BME PhD Proposal Presentation: Ut-Binh T. Giang

Utilization of Microbubble Formation in Polydimethylsiloxane to Create Micrometastases-Like Cell Cultures for More Effective Drug Screening

Supervised by Lisa DeLouise, Ph.D. and Mike King, Ph.D.

Abstract

Current research using 3D cell culture constructs attempts to mimic the conditions of cancer cells in vivo in order to deduce their behavior following exposure to an exogenous substance, such as a chemotherapeutic agent. Three-dimensional cell culture is believed to be a more valid representation of cell growth and proliferation inside the body compared to standardized 2D tissue culture. Evidence suggests that microtumors in vivo are characterized by limitation of drug penetration, hypoxic conditions in the region of solid tumors, and the need for vascularization. There are many different 3D constructs used in cell research including the hanging drop method, spinner flasks, hydrophobic gels, and microwells. These techniques induce 3D multi-cellular formation by various means such as suspension, mechanical spinning, surface tension, and micro-sized cavities, respectively. However, common drawbacks for these models are complications for long term cell culture, excessive external force used to form the 3D cultures, and limited application after initial seeding. In this proposal, we will introduce the novel gas expansion molding (GEM) technique that forms spherical structures termed microbubbles in polydimethylsiloxane (PDMS) polymer. The unique geometry of these microbubbles can intrinsically induce spheroidal formation of some cells incubated in them.

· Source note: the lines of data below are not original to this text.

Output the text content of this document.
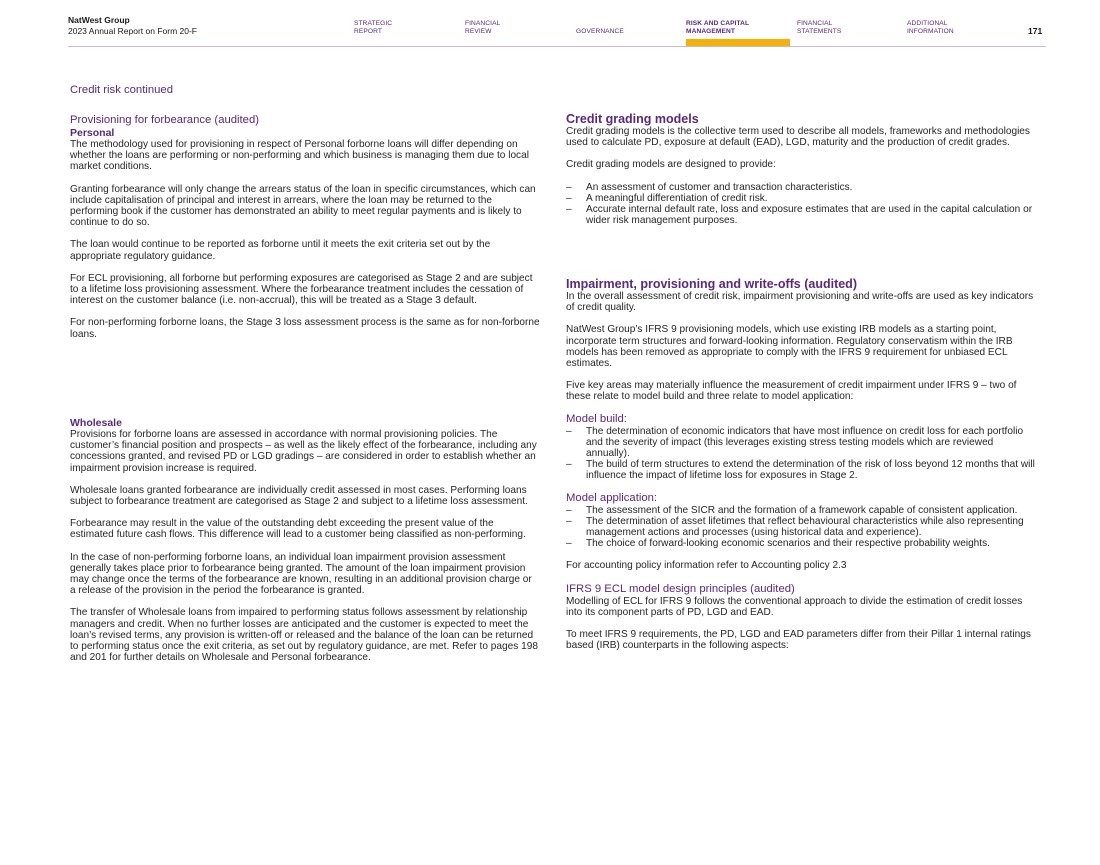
NatWest Group
2023 Annual Report on Form 20-F
STRATEGIC
REPORT
FINANCIAL
REVIEW	GOVERNANCE
RISK AND CAPITAL
MANAGEMENT
FINANCIAL
STATEMENTS
ADDITIONAL
INFORMATION	171
Credit risk continued
Provisioning for forbearance (audited)
Personal

The methodology used for provisioning in respect of Personal forborne loans will differ depending on whether the loans are performing or non-performing and which business is managing them due to local market conditions.

Granting forbearance will only change the arrears status of the loan in specific circumstances, which can include capitalisation of principal and interest in arrears, where the loan may be returned to the performing book if the customer has demonstrated an ability to meet regular payments and is likely to continue to do so.

The loan would continue to be reported as forborne until it meets the exit criteria set out by the appropriate regulatory guidance.

For ECL provisioning, all forborne but performing exposures are categorised as Stage 2 and are subject to a lifetime loss provisioning assessment. Where the forbearance treatment includes the cessation of interest on the customer balance (i.e. non-accrual), this will be treated as a Stage 3 default.

For non-performing forborne loans, the Stage 3 loss assessment process is the same as for non-forborne loans.

Wholesale

Provisions for forborne loans are assessed in accordance with normal provisioning policies. The customer’s financial position and prospects – as well as the likely effect of the forbearance, including any concessions granted, and revised PD or LGD gradings – are considered in order to establish whether an impairment provision increase is required.

Wholesale loans granted forbearance are individually credit assessed in most cases. Performing loans subject to forbearance treatment are categorised as Stage 2 and subject to a lifetime loss assessment.

Forbearance may result in the value of the outstanding debt exceeding the present value of the estimated future cash flows. This difference will lead to a customer being classified as non-performing.

In the case of non-performing forborne loans, an individual loan impairment provision assessment generally takes place prior to forbearance being granted. The amount of the loan impairment provision may change once the terms of the forbearance are known, resulting in an additional provision charge or a release of the provision in the period the forbearance is granted.

The transfer of Wholesale loans from impaired to performing status follows assessment by relationship managers and credit. When no further losses are anticipated and the customer is expected to meet the loan’s revised terms, any provision is written-off or released and the balance of the loan can be returned to performing status once the exit criteria, as set out by regulatory guidance, are met. Refer to pages 198 and 201 for further details on Wholesale and Personal forbearance.

Credit grading models

Credit grading models is the collective term used to describe all models, frameworks and methodologies used to calculate PD, exposure at default (EAD), LGD, maturity and the production of credit grades.

Credit grading models are designed to provide:

– An assessment of customer and transaction characteristics.
– A meaningful differentiation of credit risk.
– Accurate internal default rate, loss and exposure estimates that are used in the capital calculation or wider risk management purposes.
Impairment, provisioning and write-offs (audited)

In the overall assessment of credit risk, impairment provisioning and write-offs are used as key indicators of credit quality.

NatWest Group’s IFRS 9 provisioning models, which use existing IRB models as a starting point, incorporate term structures and forward-looking information. Regulatory conservatism within the IRB models has been removed as appropriate to comply with the IFRS 9 requirement for unbiased ECL estimates.

Five key areas may materially influence the measurement of credit impairment under IFRS 9 – two of these relate to model build and three relate to model application:

Model build:
– The determination of economic indicators that have most influence on credit loss for each portfolio and the severity of impact (this leverages existing stress testing models which are reviewed annually).
– The build of term structures to extend the determination of the risk of loss beyond 12 months that will influence the impact of lifetime loss for exposures in Stage 2.
Model application:
– The assessment of the SICR and the formation of a framework capable of consistent application.
– The determination of asset lifetimes that reflect behavioural characteristics while also representing management actions and processes (using historical data and experience).
– The choice of forward-looking economic scenarios and their respective probability weights.

For accounting policy information refer to Accounting policy 2.3

IFRS 9 ECL model design principles (audited)

Modelling of ECL for IFRS 9 follows the conventional approach to divide the estimation of credit losses into its component parts of PD, LGD and EAD.

To meet IFRS 9 requirements, the PD, LGD and EAD parameters differ from their Pillar 1 internal ratings based (IRB) counterparts in the following aspects:
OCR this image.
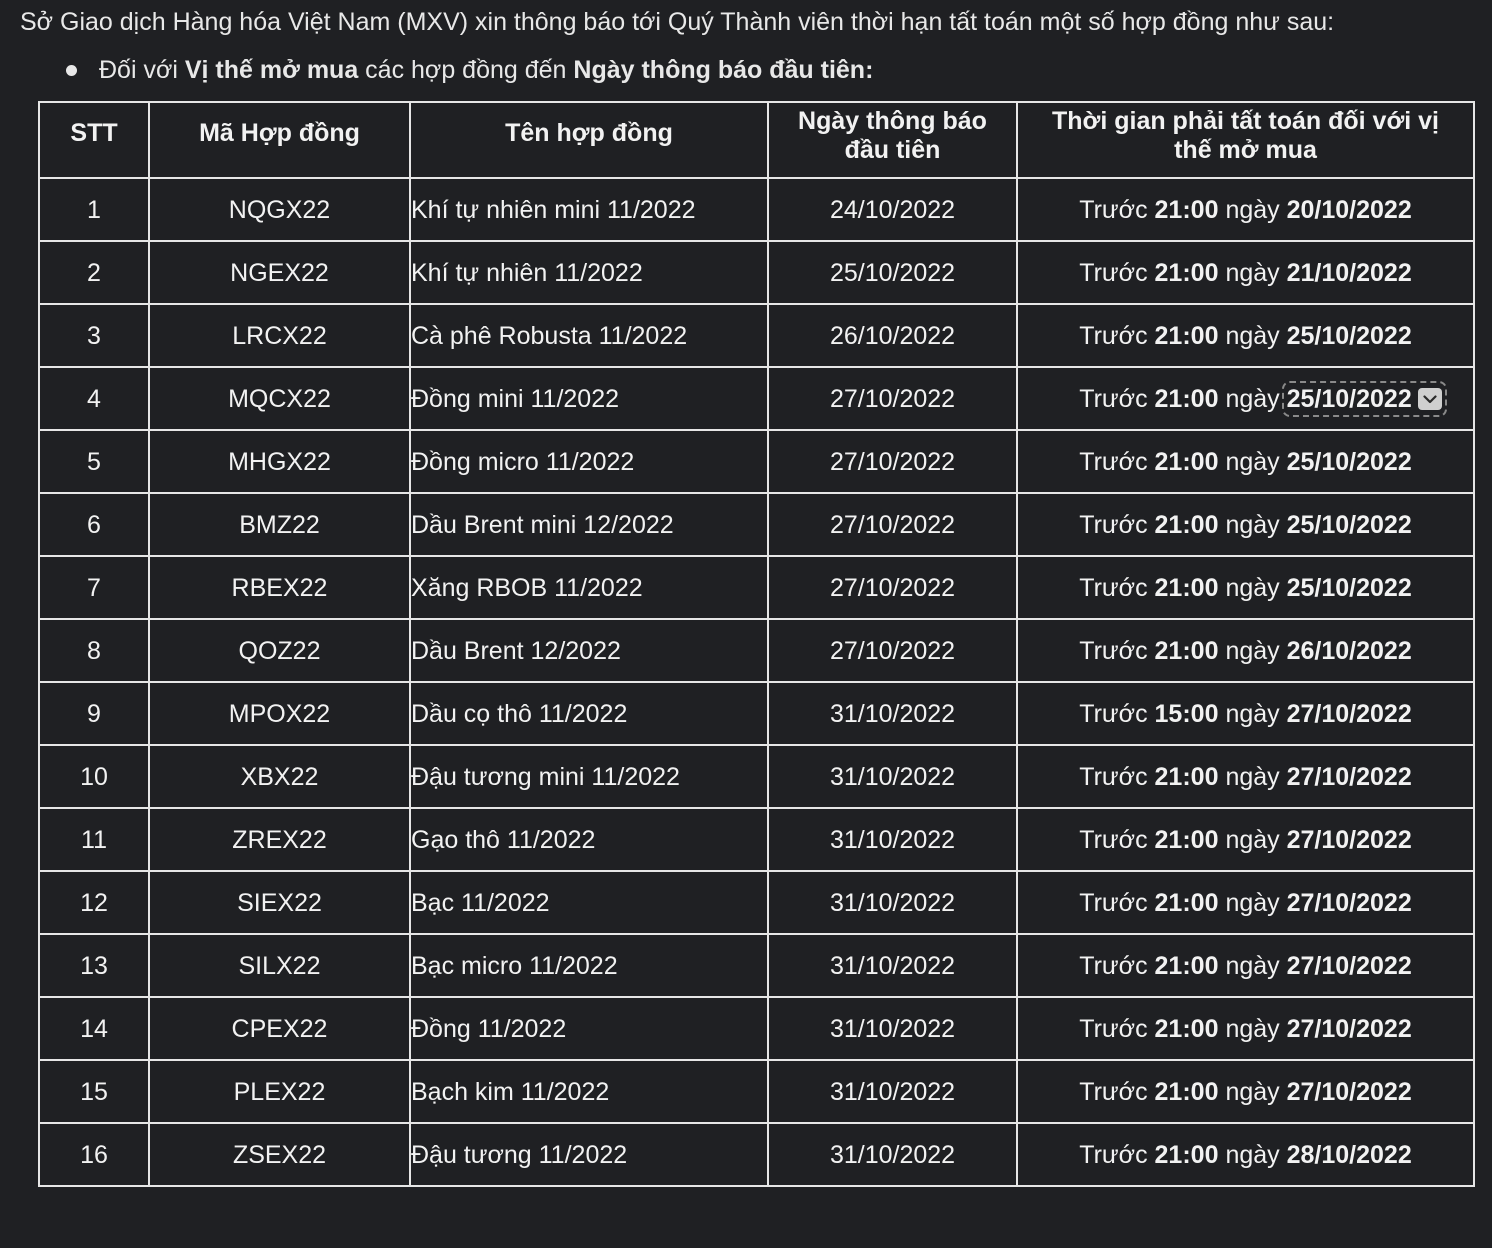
Sở Giao dịch Hàng hóa Việt Nam (MXV) xin thông báo tới Quý Thành viên thời hạn tất toán một số hợp đồng như sau:
Đối với Vị thế mở mua các hợp đồng đến Ngày thông báo đầu tiên:
STT	Mã Hợp đồng	Tên hợp đồng	Ngày thông báo đầu tiên	Thời gian phải tất toán đối với vị thế mở mua

1	NQGX22	Khí tự nhiên mini 11/2022	24/10/2022	Trước 21:00 ngày 20/10/2022
2	NGEX22	Khí tự nhiên 11/2022	25/10/2022	Trước 21:00 ngày 21/10/2022
3	LRCX22	Cà phê Robusta 11/2022	26/10/2022	Trước 21:00 ngày 25/10/2022
4	MQCX22	Đồng mini 11/2022	27/10/2022	Trước 21:00 ngày 25/10/2022

5	MHGX22	Đồng micro 11/2022	27/10/2022	Trước 21:00 ngày 25/10/2022
6	BMZ22	Dầu Brent mini 12/2022	27/10/2022	Trước 21:00 ngày 25/10/2022
7	RBEX22	Xăng RBOB 11/2022	27/10/2022	Trước 21:00 ngày 25/10/2022
8	QOZ22	Dầu Brent 12/2022	27/10/2022	Trước 21:00 ngày 26/10/2022
9	MPOX22	Dầu cọ thô 11/2022	31/10/2022	Trước 15:00 ngày 27/10/2022
10	XBX22	Đậu tương mini 11/2022	31/10/2022	Trước 21:00 ngày 27/10/2022
11	ZREX22	Gạo thô 11/2022	31/10/2022	Trước 21:00 ngày 27/10/2022
12	SIEX22	Bạc 11/2022	31/10/2022	Trước 21:00 ngày 27/10/2022
13	SILX22	Bạc micro 11/2022	31/10/2022	Trước 21:00 ngày 27/10/2022
14	CPEX22	Đồng 11/2022	31/10/2022	Trước 21:00 ngày 27/10/2022
15	PLEX22	Bạch kim 11/2022	31/10/2022	Trước 21:00 ngày 27/10/2022
16	ZSEX22	Đậu tương 11/2022	31/10/2022	Trước 21:00 ngày 28/10/2022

This proposed research consists of steps to validate:

1. the utility of microbubbles in PDMS as a means of cell culture compartments,
2. the homogenous seeding and proliferation of cells inside the microbubble, and
3. the use of these micro-metastatic like cell clusters in a multi-drug screening assay.

The cell lines that will be investigated are three adherent dermal cell lines (YUSIK melanoma, HaCaT immortalized keratinocytes and SCC skin cell carcinoma). We hypothesize that cell colonies of YUSIK, HaCaT and SCC grown in microbubbles in PDMS are more representative of micrometastases in vivo than in 2D cell culture and other 3D rectilinear geometries, thus, drug screening employing these microtumors will yield new information about therapeutic drugs that are more indicative of the real-life responses of cells exposed to them in the body.